86.HMRC may charge penalties in cases where income, gains etc are not declared or notified to HMRC either deliberately or through a failure to take reasonable care. Schedule 24 to FA 2007 (errors in tax returns etc), Schedule 41 to FA 2008 (failure to notify liability) and Schedule 55 to FA 2009 (returns not filed on time) set out the minimum and maximum penalties that may be charged.
87.In each case the penalty is a percentage of the amount of tax that has been lost. For example, where income in omitted from a return, then in addition to recovering the tax and interest thereon, a penalty may be charged in the range 0 per cent to 30 per cent where the error is due to a failure to take reasonable care, 20 per cent to 70 per cent where the understatement is deliberate and 30 per cent to 100 per cent where a deliberate understatement is aggravated by concealment.
88.The percentage ranges set out above will continue to apply where the tax involved is not income tax or CGT. They will also continue to apply where the non-compliance either relates to a domestic matter (UK income, gains etc), or to non-compliance involving an overseas jurisdiction with automatic exchange of information with the UK (a “category 1 territory”).
89.Where the non-compliance involves either a jurisdiction that only exchanges information with the UK on request or has no arrangements to exchange information with the UK, then the percentages will be increased by a factor of either 1.5 or 2 depending on whether a category 2 or 3 territory is involved. Jurisdictions will be classified by Treasury order into category 2 or 3 taking account of the existence and quality of arrangements to exchange information and whether the UK would benefit from arrangements in cases where none exist.

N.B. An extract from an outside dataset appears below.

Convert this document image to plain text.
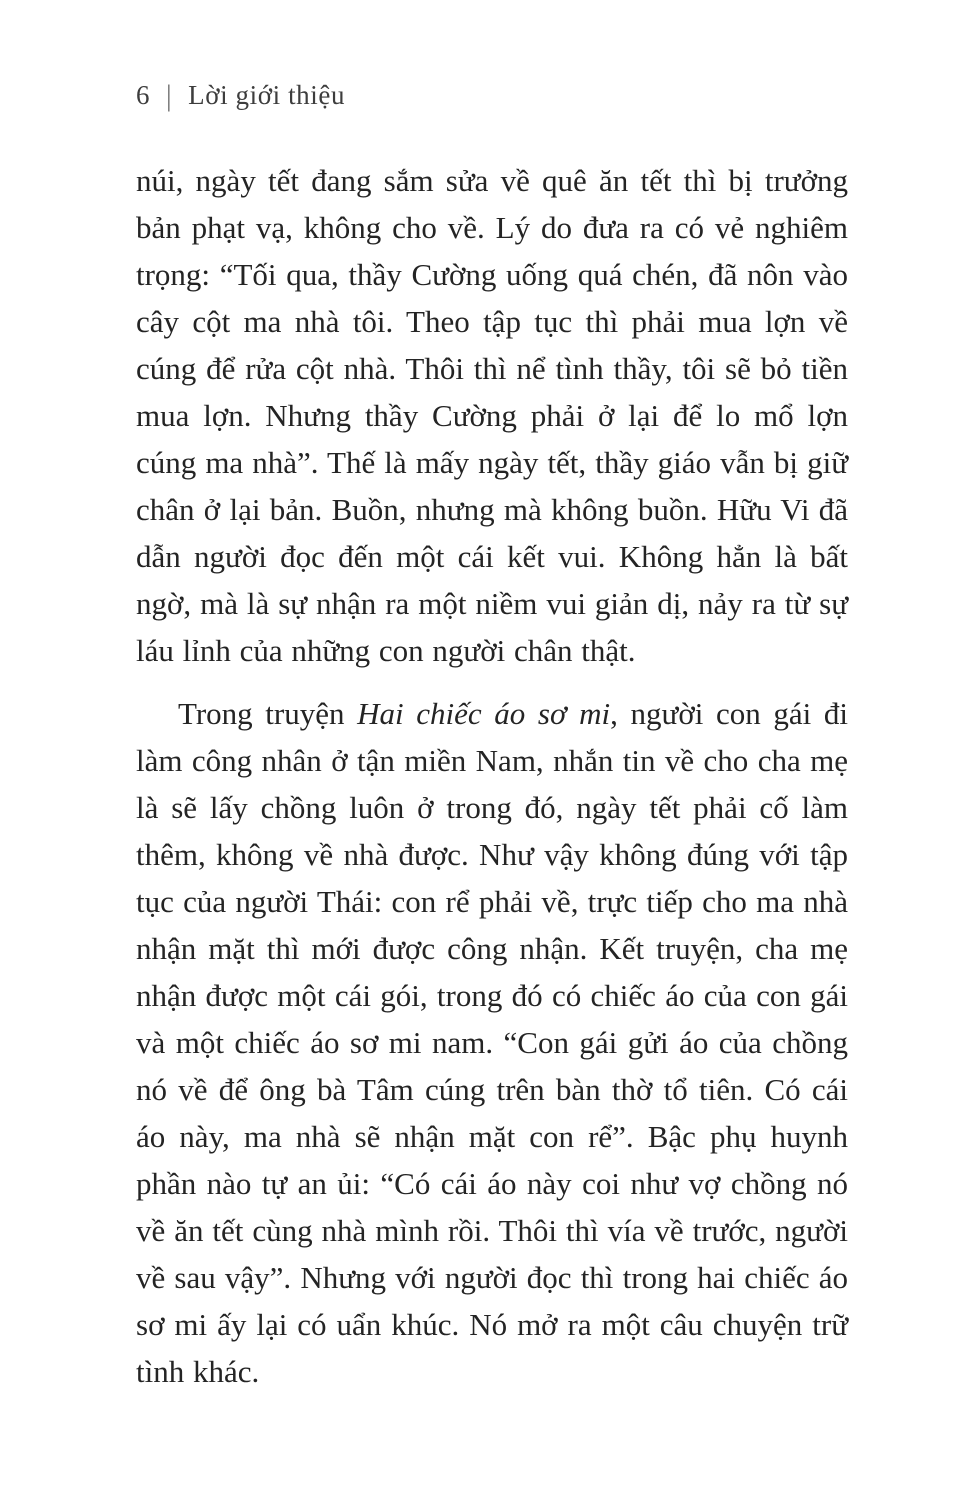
6 | Lời giới thiệu

núi, ngày tết đang sắm sửa về quê ăn tết thì bị trưởng bản phạt vạ, không cho về. Lý do đưa ra có vẻ nghiêm trọng: “Tối qua, thầy Cường uống quá chén, đã nôn vào cây cột ma nhà tôi. Theo tập tục thì phải mua lợn về cúng để rửa cột nhà. Thôi thì nể tình thầy, tôi sẽ bỏ tiền mua lợn. Nhưng thầy Cường phải ở lại để lo mổ lợn cúng ma nhà”. Thế là mấy ngày tết, thầy giáo vẫn bị giữ chân ở lại bản. Buồn, nhưng mà không buồn. Hữu Vi đã dẫn người đọc đến một cái kết vui. Không hẳn là bất ngờ, mà là sự nhận ra một niềm vui giản dị, nảy ra từ sự láu lỉnh của những con người chân thật.

Trong truyện Hai chiếc áo sơ mi, người con gái đi làm công nhân ở tận miền Nam, nhắn tin về cho cha mẹ là sẽ lấy chồng luôn ở trong đó, ngày tết phải cố làm thêm, không về nhà được. Như vậy không đúng với tập tục của người Thái: con rể phải về, trực tiếp cho ma nhà nhận mặt thì mới được công nhận. Kết truyện, cha mẹ nhận được một cái gói, trong đó có chiếc áo của con gái và một chiếc áo sơ mi nam. “Con gái gửi áo của chồng nó về để ông bà Tâm cúng trên bàn thờ tổ tiên. Có cái áo này, ma nhà sẽ nhận mặt con rể”. Bậc phụ huynh phần nào tự an ủi: “Có cái áo này coi như vợ chồng nó về ăn tết cùng nhà mình rồi. Thôi thì vía về trước, người về sau vậy”. Nhưng với người đọc thì trong hai chiếc áo sơ mi ấy lại có uẩn khúc. Nó mở ra một câu chuyện trữ tình khác.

90.This means, for example, that in a case involving income tax or CGT, a penalty of 200 per cent of the tax lost could be charged for a serious case of failing to declare income or assets in a jurisdiction without information exchange arrangements. The higher penalties reflect the fact HMRC is less likely to detect the non-compliance and that the choice of jurisdiction may well have been influenced by that factor.